Of course, the current means-tested or conditional benefits system also disincentivises work. When someone on unemployment benefit enters the workforce, the loss of benefits and income taxes means that, in the past, she could have faced a marginal tax rate of 80% or more. Keeping 20% of a (usually) low income isn’t worth the effort. This is the ‘welfare trap’. It is one reason the Government introduced Universal Credit, with its current tapper rate of 55%, meaning an individual can at least keep 45p in every additional £1 earned (post-tax). Moving to a UBI would mean they keep £1 of every £1 earned, and many favour it for this reason.

So, a UBI would discourage work from some people (because they buy more leisure) and encourage it from others (because they gain more from working). The Autonomy trial might tell us which effect dominates and whether we should expect a UBI to increase or decrease work and output. We can observe how much people in the test group (who receive the UBI) increase or decrease their work compared to those in the control group.

But the observation will be misleading. Because unlike a real UBI, which would guarantee you £1,600 for the rest of your life, the Autonomy trial will run for only two years.
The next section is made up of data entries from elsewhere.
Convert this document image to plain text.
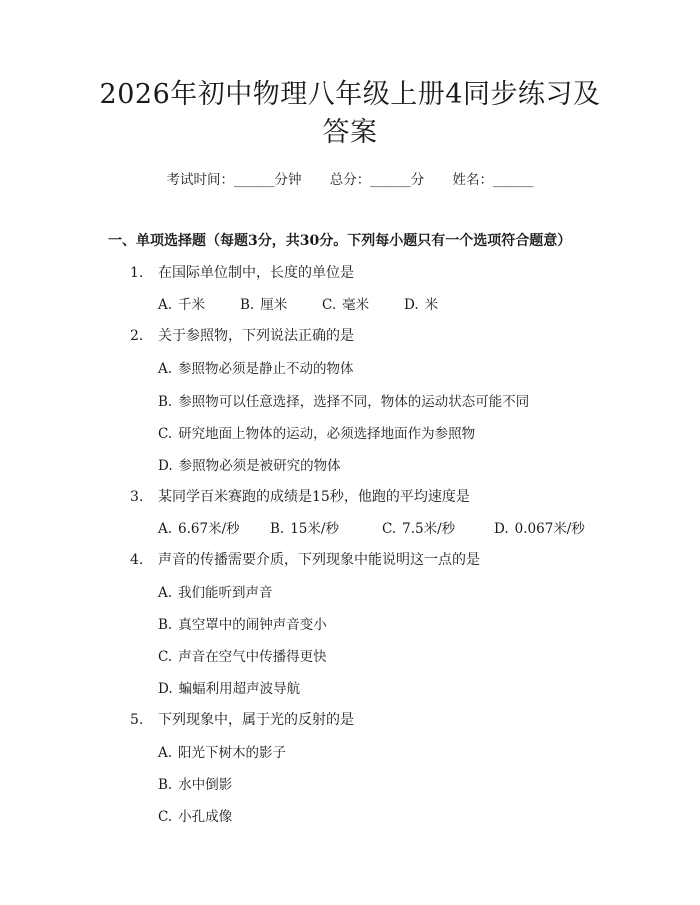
2026年初中物理八年级上册4同步练习及答案
考试时间：______分钟 总分：______分 姓名：______
一、单项选择题（每题3分，共30分。下列每小题只有一个选项符合题意）
1. 在国际单位制中，长度的单位是
A. 千米	B. 厘米	C. 毫米	D. 米
2. 关于参照物，下列说法正确的是
A. 参照物必须是静止不动的物体
B. 参照物可以任意选择，选择不同，物体的运动状态可能不同
C. 研究地面上物体的运动，必须选择地面作为参照物
D. 参照物必须是被研究的物体
3. 某同学百米赛跑的成绩是15秒，他跑的平均速度是
A. 6.67米/秒	B. 15米/秒	C. 7.5米/秒	D. 0.067米/秒
4. 声音的传播需要介质，下列现象中能说明这一点的是
A. 我们能听到声音
B. 真空罩中的闹钟声音变小
C. 声音在空气中传播得更快
D. 蝙蝠利用超声波导航
5. 下列现象中，属于光的反射的是
A. 阳光下树木的影子
B. 水中倒影
C. 小孔成像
Quitting your job might make sense if you would receive enough to live on for the rest of your life, but not if you would get this income for only two years. The trial won’t test the incentive effects of a permanent UBI.

More importantly, the Autonomy trial pretends that a UBI can be supplied without increasing taxation. Current government spending on ‘social protection’ – unemployment benefits, state pensions and the rest – is about £6,000 per adult per year (£340bn in total). If a UBI of £1,600 a month (£19,000 per year) replaced all these other benefits, annual government spending would increase by £13,000 per adult or £700bn altogether.
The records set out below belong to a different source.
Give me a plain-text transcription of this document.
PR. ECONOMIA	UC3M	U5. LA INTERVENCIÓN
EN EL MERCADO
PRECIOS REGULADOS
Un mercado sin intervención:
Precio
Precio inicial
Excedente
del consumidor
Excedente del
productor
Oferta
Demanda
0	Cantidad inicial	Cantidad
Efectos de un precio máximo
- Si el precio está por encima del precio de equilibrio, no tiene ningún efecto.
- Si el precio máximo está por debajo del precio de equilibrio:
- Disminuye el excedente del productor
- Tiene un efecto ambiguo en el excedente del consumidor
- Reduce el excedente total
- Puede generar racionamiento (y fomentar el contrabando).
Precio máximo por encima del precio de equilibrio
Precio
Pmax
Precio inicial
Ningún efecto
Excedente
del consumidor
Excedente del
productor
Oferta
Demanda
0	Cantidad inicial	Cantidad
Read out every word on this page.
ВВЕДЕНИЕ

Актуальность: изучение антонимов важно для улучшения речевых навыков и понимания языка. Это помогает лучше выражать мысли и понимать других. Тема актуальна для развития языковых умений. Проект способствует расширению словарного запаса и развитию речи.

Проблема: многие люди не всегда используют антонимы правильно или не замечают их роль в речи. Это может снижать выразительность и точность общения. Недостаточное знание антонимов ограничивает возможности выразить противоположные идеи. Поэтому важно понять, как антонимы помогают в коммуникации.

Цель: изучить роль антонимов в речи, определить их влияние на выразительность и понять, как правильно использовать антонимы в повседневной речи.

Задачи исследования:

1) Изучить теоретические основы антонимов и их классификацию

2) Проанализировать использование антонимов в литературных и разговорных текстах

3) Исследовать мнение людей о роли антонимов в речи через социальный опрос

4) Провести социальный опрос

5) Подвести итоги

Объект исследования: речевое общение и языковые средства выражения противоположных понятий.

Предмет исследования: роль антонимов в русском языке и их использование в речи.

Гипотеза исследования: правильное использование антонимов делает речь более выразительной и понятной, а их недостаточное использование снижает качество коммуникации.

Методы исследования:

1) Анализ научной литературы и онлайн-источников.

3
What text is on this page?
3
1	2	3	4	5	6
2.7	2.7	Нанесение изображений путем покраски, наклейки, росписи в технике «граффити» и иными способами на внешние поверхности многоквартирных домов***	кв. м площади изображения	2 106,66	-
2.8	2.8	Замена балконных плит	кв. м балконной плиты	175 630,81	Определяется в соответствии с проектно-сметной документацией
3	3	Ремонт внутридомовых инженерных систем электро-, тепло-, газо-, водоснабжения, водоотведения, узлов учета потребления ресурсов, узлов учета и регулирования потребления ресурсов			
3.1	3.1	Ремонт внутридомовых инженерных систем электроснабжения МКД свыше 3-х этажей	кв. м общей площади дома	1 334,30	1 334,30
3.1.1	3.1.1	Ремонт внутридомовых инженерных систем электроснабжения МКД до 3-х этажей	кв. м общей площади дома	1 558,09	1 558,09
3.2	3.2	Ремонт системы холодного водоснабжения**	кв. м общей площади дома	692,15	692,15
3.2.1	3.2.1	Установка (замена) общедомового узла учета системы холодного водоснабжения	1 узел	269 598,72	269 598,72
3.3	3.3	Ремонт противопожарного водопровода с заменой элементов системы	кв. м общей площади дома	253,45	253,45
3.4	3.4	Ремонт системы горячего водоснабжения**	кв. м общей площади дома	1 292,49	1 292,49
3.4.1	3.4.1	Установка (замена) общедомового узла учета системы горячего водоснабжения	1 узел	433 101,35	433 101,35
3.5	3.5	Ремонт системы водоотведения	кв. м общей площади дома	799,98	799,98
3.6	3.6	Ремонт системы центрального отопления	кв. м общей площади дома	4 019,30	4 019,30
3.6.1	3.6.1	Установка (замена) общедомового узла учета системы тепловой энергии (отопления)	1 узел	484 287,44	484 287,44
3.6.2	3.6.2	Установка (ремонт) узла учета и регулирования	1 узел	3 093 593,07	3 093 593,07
Total government spending is now £1tn, so funding this extra spending would mean taxation increasing by 70%, lifting it to about 73% of GDP. This would cause economic activity to collapse. And, if much of the extra £700bn were raised through income tax (as it inevitably would be), work incentives would be devastated. Imagine that you could receive £1,600 a month without working but that if you did work you would keep a much smaller fraction of what you earned.
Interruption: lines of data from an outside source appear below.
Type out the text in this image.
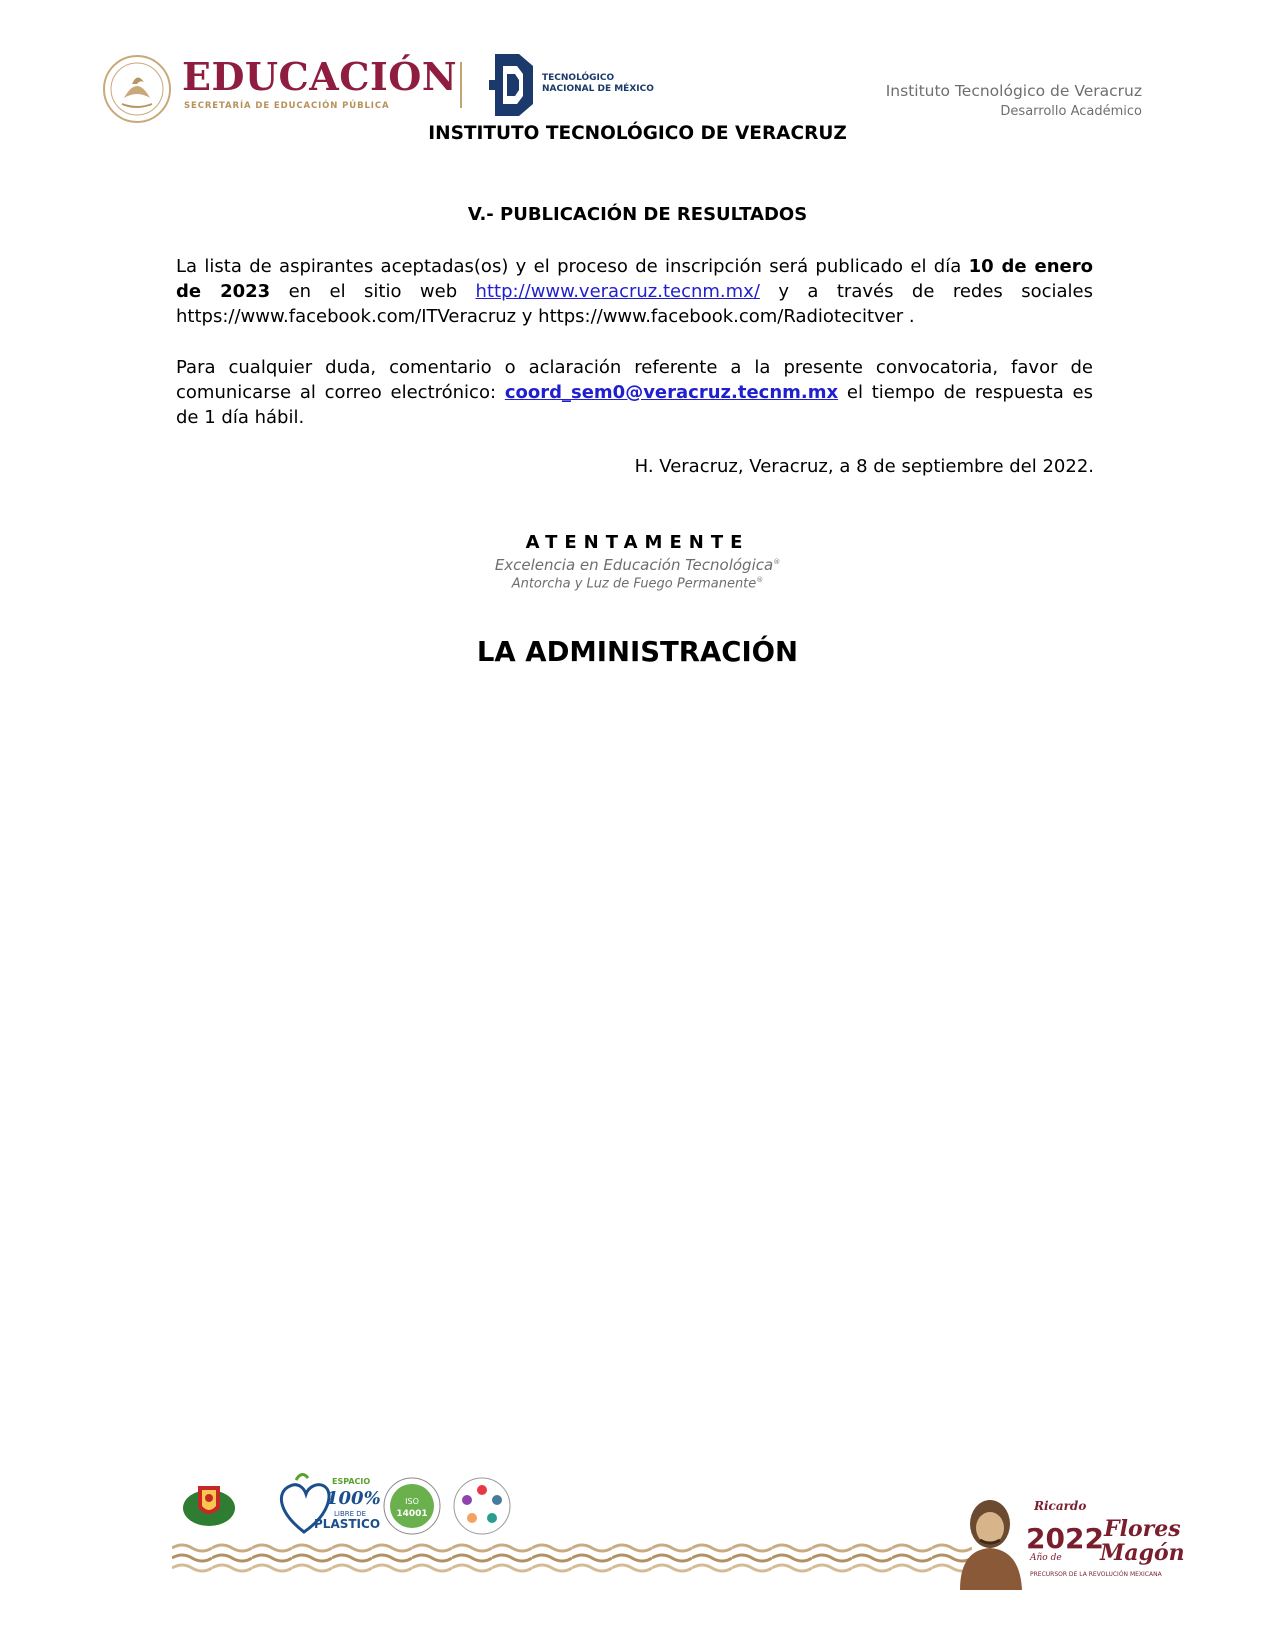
EDUCACIÓN
SECRETARÍA DE EDUCACIÓN PÚBLICA
TECNOLÓGICO
NACIONAL DE MÉXICO	Instituto Tecnológico de Veracruz
Desarrollo Académico
INSTITUTO TECNOLÓGICO DE VERACRUZ
V.- PUBLICACIÓN DE RESULTADOS
La lista de aspirantes aceptadas(os) y el proceso de inscripción será publicado el día 10 de enero de 2023 en el sitio web http://www.veracruz.tecnm.mx/ y a través de redes sociales https://www.facebook.com/ITVeracruz y https://www.facebook.com/Radiotecitver .
Para cualquier duda, comentario o aclaración referente a la presente convocatoria, favor de comunicarse al correo electrónico: coord_sem0@veracruz.tecnm.mx el tiempo de respuesta es de 1 día hábil.
H. Veracruz, Veracruz, a 8 de septiembre del 2022.
ATENTAMENTE
Excelencia en Educación Tecnológica®
Antorcha y Luz de Fuego Permanente®
LA ADMINISTRACIÓN
ESPACIO
100%
LIBRE DE
PLASTICO
ISO
14001
Ricardo
2022
Año de
Flores
Magón
PRECURSOR DE LA REVOLUCIÓN MEXICANA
I may be wrong and much higher tax rates would not discourage work. But the Autonomy trial cannot test this because recipients of its UBI will face unchanged tax rates. They will live in a fantasy world where a UBI can be supplied at no cost.

The experiment could be designed to avoid this problem. Participants could have higher tax rates applied to their earned incomes. But Autonomy decided not to do that. Which makes the trial a farce. Can anyone seriously imagine that people will not feel more relaxed and happier while receiving £1,600 a month in return for doing nothing? They have won the lottery!

What really needs to be tested isn’t whether people like being given money, but what the potential downsides of the policy are. Unfortunately, this trial is designed in a way that can reveal only its benefits.

 

This article was first published on CapX


1 thought on “Universal Basic Income: a pointless trial of a bad idea”

  1. Posted 22/09/2023 at 23:06 | Permalink

    Absolutely spot on. Excellently dissected and elaborated analysis of the flawed trial of universal basic income. If one was a philanthropist involved with funding Autonomy’s trial, I would be inclined to know the limitations of the trial of which an obvious limitation is it’s lack of realistic exposure factors. This is similar to other flawed UBI trials done before in other countries. It may be more effective running a closed economic system modelling with taxes reflective of the policy. By closed, it can even be a trial using an invented totem currency that is not legal tender. This reduces cost of trial while reflecting a whole economic system.